Ora hesitated a moment. She met the stranger’s eyes and expected to see fear or hesitation there, but she saw nothing save a lingering sorrow.

For the first time that night, there was complete silence in the Bristled Boar Inn. As Ora poured the salt onto the stranger’s hand, the only sound to be heard was the steady patter of rain on the roof above.

The stranger didn’t flinch or move in the slightest at the touch of the salt on his palm. For a moment he looked just as surprised as the other patrons.

“I hope you find the place you’re looking for,” said Ora.

The stranger looked up with his dead eyes and nodded.

“That can’t be!” cried Aegar the Roach. “I was certain he was one of ’em!”

“Quiet, you fool,” said Nidis. He took a long sip from his ale, perhaps to hide the relief on his face.

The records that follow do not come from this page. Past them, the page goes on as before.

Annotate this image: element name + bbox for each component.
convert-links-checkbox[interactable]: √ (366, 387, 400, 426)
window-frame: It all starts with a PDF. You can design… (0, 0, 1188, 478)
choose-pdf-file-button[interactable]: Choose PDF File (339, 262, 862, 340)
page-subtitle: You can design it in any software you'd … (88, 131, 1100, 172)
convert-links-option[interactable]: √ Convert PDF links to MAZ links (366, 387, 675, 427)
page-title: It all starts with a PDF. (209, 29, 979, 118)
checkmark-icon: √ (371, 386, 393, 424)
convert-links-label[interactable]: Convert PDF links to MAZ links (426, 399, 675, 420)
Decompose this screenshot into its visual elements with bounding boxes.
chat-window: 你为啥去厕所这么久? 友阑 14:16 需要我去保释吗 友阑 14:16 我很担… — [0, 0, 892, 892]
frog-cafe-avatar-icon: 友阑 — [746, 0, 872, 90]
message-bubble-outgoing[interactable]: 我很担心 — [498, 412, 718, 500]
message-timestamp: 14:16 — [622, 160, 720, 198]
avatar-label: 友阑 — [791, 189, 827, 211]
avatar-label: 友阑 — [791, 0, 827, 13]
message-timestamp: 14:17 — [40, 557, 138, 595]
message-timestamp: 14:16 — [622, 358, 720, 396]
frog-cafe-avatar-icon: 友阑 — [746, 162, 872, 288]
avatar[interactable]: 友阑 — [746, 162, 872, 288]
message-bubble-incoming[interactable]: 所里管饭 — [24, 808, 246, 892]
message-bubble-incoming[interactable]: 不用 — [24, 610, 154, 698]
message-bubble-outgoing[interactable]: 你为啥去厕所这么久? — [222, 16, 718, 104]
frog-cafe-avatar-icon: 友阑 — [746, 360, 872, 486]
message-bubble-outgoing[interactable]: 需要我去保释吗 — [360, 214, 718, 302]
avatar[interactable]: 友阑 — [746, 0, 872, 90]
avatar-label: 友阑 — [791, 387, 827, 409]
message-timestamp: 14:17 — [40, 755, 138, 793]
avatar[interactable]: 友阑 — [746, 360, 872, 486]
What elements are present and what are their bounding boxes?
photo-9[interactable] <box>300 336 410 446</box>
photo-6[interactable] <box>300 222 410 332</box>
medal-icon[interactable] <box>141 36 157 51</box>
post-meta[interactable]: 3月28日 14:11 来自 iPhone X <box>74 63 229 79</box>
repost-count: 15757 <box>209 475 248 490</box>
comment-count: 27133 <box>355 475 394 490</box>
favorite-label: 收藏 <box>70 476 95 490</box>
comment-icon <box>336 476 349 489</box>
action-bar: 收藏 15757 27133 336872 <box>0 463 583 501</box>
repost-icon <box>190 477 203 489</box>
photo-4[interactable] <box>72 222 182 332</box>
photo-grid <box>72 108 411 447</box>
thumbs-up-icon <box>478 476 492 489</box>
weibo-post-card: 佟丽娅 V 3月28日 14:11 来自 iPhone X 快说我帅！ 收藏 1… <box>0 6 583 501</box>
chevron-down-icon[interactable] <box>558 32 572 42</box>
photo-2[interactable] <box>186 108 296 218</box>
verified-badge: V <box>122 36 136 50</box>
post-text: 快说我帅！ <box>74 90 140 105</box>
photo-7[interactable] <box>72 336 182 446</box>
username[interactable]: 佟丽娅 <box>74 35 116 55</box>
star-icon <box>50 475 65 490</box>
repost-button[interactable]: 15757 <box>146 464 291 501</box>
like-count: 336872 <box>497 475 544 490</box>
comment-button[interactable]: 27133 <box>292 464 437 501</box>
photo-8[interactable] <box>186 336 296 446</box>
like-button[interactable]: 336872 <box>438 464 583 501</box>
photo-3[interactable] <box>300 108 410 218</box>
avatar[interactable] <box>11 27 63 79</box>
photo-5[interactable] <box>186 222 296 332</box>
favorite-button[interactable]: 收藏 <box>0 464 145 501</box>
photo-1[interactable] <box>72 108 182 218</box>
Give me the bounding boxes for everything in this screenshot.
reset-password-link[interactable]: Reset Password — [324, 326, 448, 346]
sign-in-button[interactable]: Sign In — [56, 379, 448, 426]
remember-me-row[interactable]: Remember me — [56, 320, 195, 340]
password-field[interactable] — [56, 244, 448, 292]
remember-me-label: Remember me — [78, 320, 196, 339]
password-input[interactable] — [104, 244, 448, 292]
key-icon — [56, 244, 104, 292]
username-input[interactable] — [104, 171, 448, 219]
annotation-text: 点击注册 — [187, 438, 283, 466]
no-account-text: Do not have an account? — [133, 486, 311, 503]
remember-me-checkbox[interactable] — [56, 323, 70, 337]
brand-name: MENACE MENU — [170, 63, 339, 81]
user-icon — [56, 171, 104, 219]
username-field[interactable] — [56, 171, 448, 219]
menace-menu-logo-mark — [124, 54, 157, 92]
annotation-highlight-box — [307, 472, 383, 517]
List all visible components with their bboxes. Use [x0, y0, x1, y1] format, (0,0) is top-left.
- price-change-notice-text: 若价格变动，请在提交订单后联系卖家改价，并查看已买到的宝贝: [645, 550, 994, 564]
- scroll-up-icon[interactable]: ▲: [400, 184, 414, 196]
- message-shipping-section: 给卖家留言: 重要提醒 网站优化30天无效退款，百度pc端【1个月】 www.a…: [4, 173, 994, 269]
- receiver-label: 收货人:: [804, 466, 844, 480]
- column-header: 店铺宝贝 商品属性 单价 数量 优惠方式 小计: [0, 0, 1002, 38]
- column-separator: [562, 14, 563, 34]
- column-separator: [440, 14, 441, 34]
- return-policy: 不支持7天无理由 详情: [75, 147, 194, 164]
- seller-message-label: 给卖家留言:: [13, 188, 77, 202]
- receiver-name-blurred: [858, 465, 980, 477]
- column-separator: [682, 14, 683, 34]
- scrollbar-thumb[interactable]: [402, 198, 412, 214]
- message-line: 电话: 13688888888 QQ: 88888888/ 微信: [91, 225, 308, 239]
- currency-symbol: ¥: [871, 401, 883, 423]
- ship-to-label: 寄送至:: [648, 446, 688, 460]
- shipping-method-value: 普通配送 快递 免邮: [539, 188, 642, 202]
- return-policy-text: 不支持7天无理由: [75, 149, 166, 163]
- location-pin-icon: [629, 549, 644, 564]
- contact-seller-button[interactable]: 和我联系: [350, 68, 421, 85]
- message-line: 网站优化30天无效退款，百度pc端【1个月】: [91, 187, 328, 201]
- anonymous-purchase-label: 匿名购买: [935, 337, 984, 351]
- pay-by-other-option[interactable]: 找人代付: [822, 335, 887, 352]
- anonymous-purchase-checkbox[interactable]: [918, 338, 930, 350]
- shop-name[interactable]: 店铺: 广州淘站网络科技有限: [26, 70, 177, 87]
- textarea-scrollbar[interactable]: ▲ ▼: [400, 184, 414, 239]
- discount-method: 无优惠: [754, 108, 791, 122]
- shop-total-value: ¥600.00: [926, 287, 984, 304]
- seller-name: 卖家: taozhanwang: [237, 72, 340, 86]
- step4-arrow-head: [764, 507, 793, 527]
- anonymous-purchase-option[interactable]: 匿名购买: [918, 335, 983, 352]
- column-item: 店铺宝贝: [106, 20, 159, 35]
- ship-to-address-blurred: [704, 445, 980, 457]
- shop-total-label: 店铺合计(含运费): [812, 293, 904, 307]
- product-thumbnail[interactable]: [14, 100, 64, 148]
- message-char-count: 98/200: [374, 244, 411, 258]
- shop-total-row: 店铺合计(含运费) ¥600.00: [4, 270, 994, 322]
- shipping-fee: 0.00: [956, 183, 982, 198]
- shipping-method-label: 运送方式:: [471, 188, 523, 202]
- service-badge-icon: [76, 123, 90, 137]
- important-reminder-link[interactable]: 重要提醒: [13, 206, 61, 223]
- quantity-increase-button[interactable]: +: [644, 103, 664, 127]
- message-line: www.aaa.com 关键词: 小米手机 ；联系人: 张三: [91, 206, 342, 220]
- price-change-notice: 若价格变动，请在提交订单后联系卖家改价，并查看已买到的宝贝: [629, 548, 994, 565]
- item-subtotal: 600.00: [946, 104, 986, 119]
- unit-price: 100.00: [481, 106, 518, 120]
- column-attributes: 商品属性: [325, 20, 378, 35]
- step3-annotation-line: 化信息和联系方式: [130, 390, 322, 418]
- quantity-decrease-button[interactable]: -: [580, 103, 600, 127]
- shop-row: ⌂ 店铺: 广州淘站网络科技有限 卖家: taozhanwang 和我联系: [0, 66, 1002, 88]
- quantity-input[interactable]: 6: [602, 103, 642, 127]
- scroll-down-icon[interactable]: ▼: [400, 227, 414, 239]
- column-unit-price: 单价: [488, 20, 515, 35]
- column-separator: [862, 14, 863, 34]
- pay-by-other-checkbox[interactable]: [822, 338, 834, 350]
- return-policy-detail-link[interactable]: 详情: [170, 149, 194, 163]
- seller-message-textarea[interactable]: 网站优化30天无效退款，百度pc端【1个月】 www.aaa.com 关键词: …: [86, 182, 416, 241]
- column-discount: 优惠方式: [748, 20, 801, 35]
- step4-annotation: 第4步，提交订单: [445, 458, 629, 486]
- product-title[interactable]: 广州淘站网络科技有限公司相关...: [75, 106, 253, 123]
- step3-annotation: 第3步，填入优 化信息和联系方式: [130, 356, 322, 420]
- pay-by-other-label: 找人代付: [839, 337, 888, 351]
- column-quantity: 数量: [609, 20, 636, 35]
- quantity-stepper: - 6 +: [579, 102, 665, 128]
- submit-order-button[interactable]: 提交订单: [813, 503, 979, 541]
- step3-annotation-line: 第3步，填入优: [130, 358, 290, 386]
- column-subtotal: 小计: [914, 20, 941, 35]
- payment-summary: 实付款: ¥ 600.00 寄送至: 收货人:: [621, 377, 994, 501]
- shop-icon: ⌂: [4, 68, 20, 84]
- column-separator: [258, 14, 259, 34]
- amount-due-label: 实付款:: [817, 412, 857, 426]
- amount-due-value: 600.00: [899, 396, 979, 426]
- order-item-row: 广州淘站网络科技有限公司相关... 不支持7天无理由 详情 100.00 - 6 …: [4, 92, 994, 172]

“I’ll be damned!” said the soldier with a look of confusion. “Barkeep, fetch a round for my comrade, it’s the least I can do for him.”

“That’s not necessary,” said the stranger. “I think it would be best for all if I took my leave.”

The soldier and his fellows made no argument as the stranger made his way to the door. He drew his hood up and looked at Ora one last time before vanishing into the night.

The remaining patrons returned to their night of bawdy talk and meandering stories. They were calling for more drinks quickly enough.

Ora put the pouch of sugar back in the storeroom and went back to the business of serving her guests.